Donald Trump et son vice-président, Mike Pence, à la Maison Blanche, à Washington, le 6 décembre. / SAUL LOEB / AFP

Editorial du « Monde ». Seul contre tous. Donald Trump a ignoré tous les avertissements, polis ou pressants selon les dirigeants, toutes les suppliques, jusqu’à celle du pape François, avant d’annoncer, mercredi 6 décembre, sa décision de reconnaître officiellement Jérusalem comme capitale d’Israël. Les réactions d’alarme et d’indignation qui ont accueilli cette décision au sein de la communauté internationale – à l’exception du premier ministre israélien, Benyamin Nétanyahou, qui a applaudi des deux mains – confirment, pour ceux qui en doutaient encore, que le président américain n’hésite à transgresser aucun tabou.

Il est clair à présent que les Etats-Unis de Donald Trump ne se contentent pas de décider de façon unilatérale, en faisant fi de l’avis de leurs partenaires les plus proches. Ils ont entrepris le démantèlement d’un système de relations internationales qu’ils ont eux-mêmes édifié après la deuxième guerre mondiale. L’annonce de M. Trump sur Jérusalem est, tout simplement, un viol de la diplomatie comme mode de règlement des conflits.

En vertu des accords d’Oslo, signés sous les auspices des Etats-Unis en 1993, Israël s’était engagé à négocier le statut futur de Jérusalem dans le cadre d’accords de paix. Le roi de Jordanie, l’un des dirigeants les plus modérés du Moyen-Orient, a souligné que la question de Jérusalem « est cruciale pour parvenir à la paix et la stabilité dans la région et dans le monde ». Le processus de paix lancé à Oslo est malheureusement aujourd’hui au point mort : il n’y a pas, à l’heure actuelle, de négociations de paix entre Israéliens et Palestiniens.

Mépris du droit international

Mais en rallumant l’étincelle de Jérusalem, le président américain prend ouvertement le risque d’accroître les tensions et de provoquer de nouvelles violences dans une région toujours au bord de l’explosion, sans pour autant préciser ses projets sur une relance d’un processus de paix. L’envoi du vice-président Michael Pence au Proche-Orient ne fait guère illusion à cet égard.

Pis, par sa décision, M. Trump consacre la politique du fait accompli de M. Nétanyahou. Si le gouvernement israélien a été installé à Jérusalem dès 1948, Jérusalem-Est était entièrement arabe jusqu’à 1967. Depuis, à la faveur de colonies de peuplement construites par Israël, quelque 200 000 Israéliens se sont installés parmi les Palestiniens, rendant la question du statut de la ville encore plus complexe. Jérusalem capitale de l’Etat d’Israël est « une réalité », clame Donald Trump, évitant soigneusement de mentionner Jérusalem-Est comme possible capitale d’un Etat palestinien.
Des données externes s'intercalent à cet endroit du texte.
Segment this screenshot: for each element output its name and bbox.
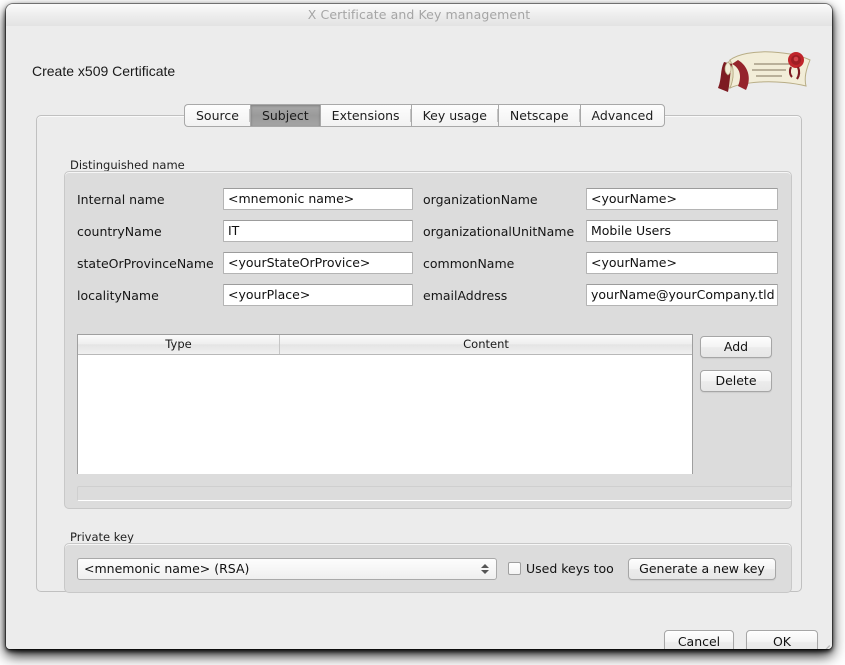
label-state-or-province-name: stateOrProvinceName: [77, 256, 214, 271]
horizontal-scrollbar[interactable]: [77, 486, 792, 501]
tab-bar[interactable]: Source Subject Extensions Key usage Nets…: [184, 104, 666, 127]
private-key-select-value: <mnemonic name> (RSA): [84, 561, 250, 576]
chevron-updown-icon[interactable]: [477, 561, 493, 577]
label-email-address: emailAddress: [423, 288, 508, 303]
resize-grip-icon[interactable]: [818, 635, 830, 649]
tab-netscape[interactable]: Netscape: [497, 104, 580, 127]
label-locality-name: localityName: [77, 288, 159, 303]
label-common-name: commonName: [423, 256, 515, 271]
generate-new-key-button[interactable]: Generate a new key: [628, 558, 776, 580]
application-window: X Certificate and Key management Create …: [6, 4, 832, 649]
input-organizational-unit-name[interactable]: Mobile Users: [586, 220, 778, 242]
used-keys-too-label[interactable]: Used keys too: [526, 562, 614, 576]
input-organization-name[interactable]: <yourName>: [586, 188, 778, 210]
tab-subject[interactable]: Subject: [249, 104, 320, 127]
ok-button[interactable]: OK: [746, 630, 818, 649]
table-body[interactable]: [78, 355, 692, 474]
label-country-name: countryName: [77, 224, 162, 239]
page-title: Create x509 Certificate: [32, 63, 176, 79]
extra-attributes-table[interactable]: Type Content: [77, 334, 693, 474]
private-key-group-title: Private key: [70, 530, 134, 544]
distinguished-name-group-title: Distinguished name: [70, 158, 185, 172]
tab-extensions[interactable]: Extensions: [319, 104, 411, 127]
input-email-address[interactable]: yourName@yourCompany.tld: [586, 284, 778, 306]
window-client-area: Create x509 Certificate Source Subject E…: [6, 26, 832, 649]
tab-advanced[interactable]: Advanced: [579, 104, 666, 127]
tab-source[interactable]: Source: [184, 104, 250, 127]
input-state-or-province-name[interactable]: <yourStateOrProvice>: [223, 252, 413, 274]
cancel-button[interactable]: Cancel: [664, 630, 734, 649]
label-organization-name: organizationName: [423, 192, 538, 207]
tab-key-usage[interactable]: Key usage: [410, 104, 499, 127]
label-organizational-unit-name: organizationalUnitName: [423, 224, 575, 239]
private-key-select[interactable]: <mnemonic name> (RSA): [77, 558, 497, 580]
add-button[interactable]: Add: [700, 336, 772, 358]
used-keys-too-checkbox[interactable]: [508, 562, 521, 575]
certificate-scroll-logo: [714, 44, 818, 96]
table-header-row: Type Content: [78, 335, 692, 355]
delete-button[interactable]: Delete: [700, 370, 772, 392]
window-title: X Certificate and Key management: [307, 7, 531, 22]
input-country-name[interactable]: IT: [223, 220, 413, 242]
column-header-type[interactable]: Type: [78, 335, 280, 354]
label-internal-name: Internal name: [77, 192, 165, 207]
input-locality-name[interactable]: <yourPlace>: [223, 284, 413, 306]
title-bar: X Certificate and Key management: [6, 4, 832, 27]
input-common-name[interactable]: <yourName>: [586, 252, 778, 274]
input-internal-name[interactable]: <mnemonic name>: [223, 188, 413, 210]
column-header-content[interactable]: Content: [280, 335, 692, 354]
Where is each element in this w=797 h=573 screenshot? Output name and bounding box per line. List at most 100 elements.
Logiquement, ce raisonnement entérine aussi les colonies de peuplement dans les territoires occupés comme « une réalité », au mépris du droit international.

Mais, pas plus que l’art de la diplomatie, le droit international n’entre visiblement pas dans les paramètres de la politique étrangère trumpienne, tout entière guidée par son obsession de rompre avec ses prédécesseurs et ses impératifs de politique intérieure – en l’occurrence le souci de satisfaire les chrétiens évangéliques et les lobbys pro-israéliens.

Contourner les Etats-Unis

La liste des engagements internationaux auxquels M. Trump a tourné le dos depuis son entrée en fonctions, en janvier, s’allonge : l’accord de libre-échange transpacifique ; l’accord de Paris sur le climat ; l’accord sur le nucléaire iranien ; l’Unesco, dont Washington et Israël ont annoncé leur retrait ; l’Organisation mondiale du commerce (OMC), où les délégués américains sont de plus en plus réfractaires, et, tout récemment, le pacte mondial sur la gestion des migrants et des réfugiés adopté à l’ONU. Sans parler du discours très offensif à l’égard du système multilatéral prononcé par M. Trump en septembre devant l’Assemblée générale des Nations unies et de la destruction de l’appareil diplomatique américain. Cette liste est suffisamment longue pour faire prendre conscience aux alliés des Etats-Unis que le monde est entré dans une nouvelle ère.

Le moment est venu de prendre acte de cette réalité. Comme cela se fait déjà pour l’accord sur le climat, il faut apprendre à contourner une administration fédérale américaine engagée dans une dangereuse déstabilisation de la communauté internationale.